Kiwi_in_Canada said:


> whats going on? is it my fault?


It could be the move. why did you guys move? did she leave anything she loved behind? 

If she doesnt have a job, and istn looking for a job, and is spending all her time on facebook, she might be suffering from mild depression or something. if she's on facebook all the time i would guess she is lonely. 

sometimes women stop wanting sex b/c of built up resentment. i dont know if its your fault, or if its just something she is going through. 

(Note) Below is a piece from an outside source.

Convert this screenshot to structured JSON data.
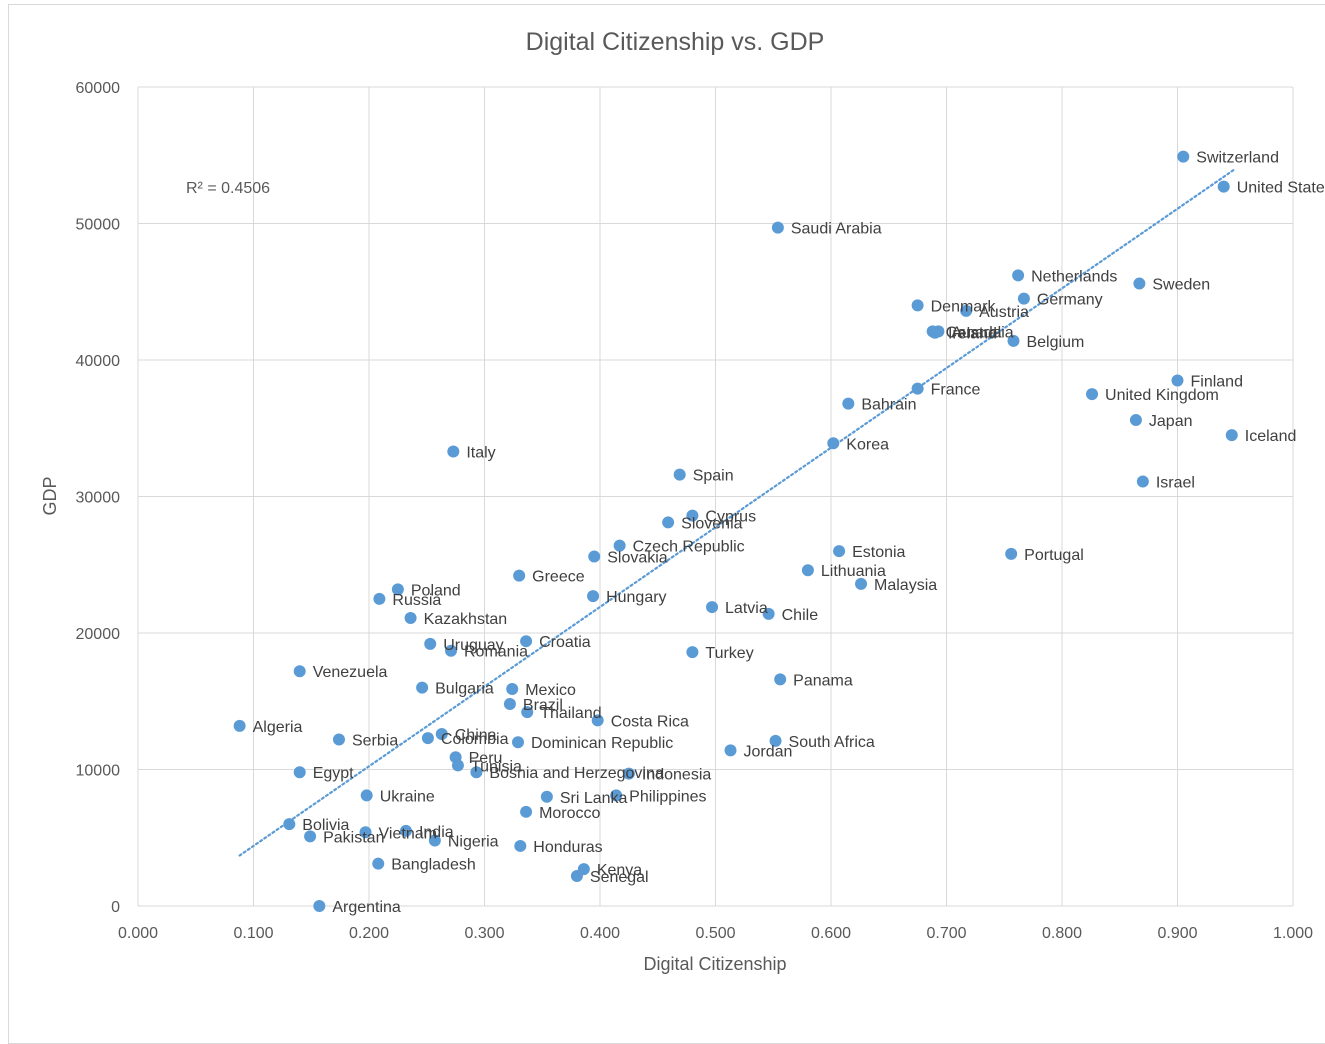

My H rejected me a lot in intimacy when we moved, too. i also had to initiate all the time and it was no good. i think you should stop initiating. believe me i know it sucks. ive been there. but its better then you building up so much anger and being even more resentful later.


----------



## Amplexor (Feb 13, 2008)

ljtseng said:


> It could be the move. why did you guys move? did she leave anything she loved behind?
> 
> If she doesnt have a job, and istn looking for a job, and is spending all her time on facebook, she might be suffering from mild depression or something. if she's on facebook all the time i would guess she is lonely.
> 
> ...



:iagree:

Also, do you suspect she is spending too much time on face book and has developed a relationship with someone there? Probably not physical, but emotional? I would seek answers there if you can without snooping.


----------



## Initfortheduration (Dec 12, 2008)

You need to know what is going on with the face book.... You may need a keylogger. For all you know she is having on line sex during the day. Either that or get a video camera and set up while your gone.


----------



## Mr B (Feb 6, 2009)

Doesn't matter who's fault it is. Don't marry her until you find out what's going on. Take it from a veteran, sexless marriages are no fun.


----------



## cone (Aug 6, 2008)

Sounds like my situation. When we were dating she could not get enough wild hot crazy sex. 

Now, we are married and she moved to my town. She spends time on facebook and it's like she gets angry at me if I mention sex or suggest it.


----------



## MarkTwain (Aug 1, 2008)

Cone, I sent you a PM.


----------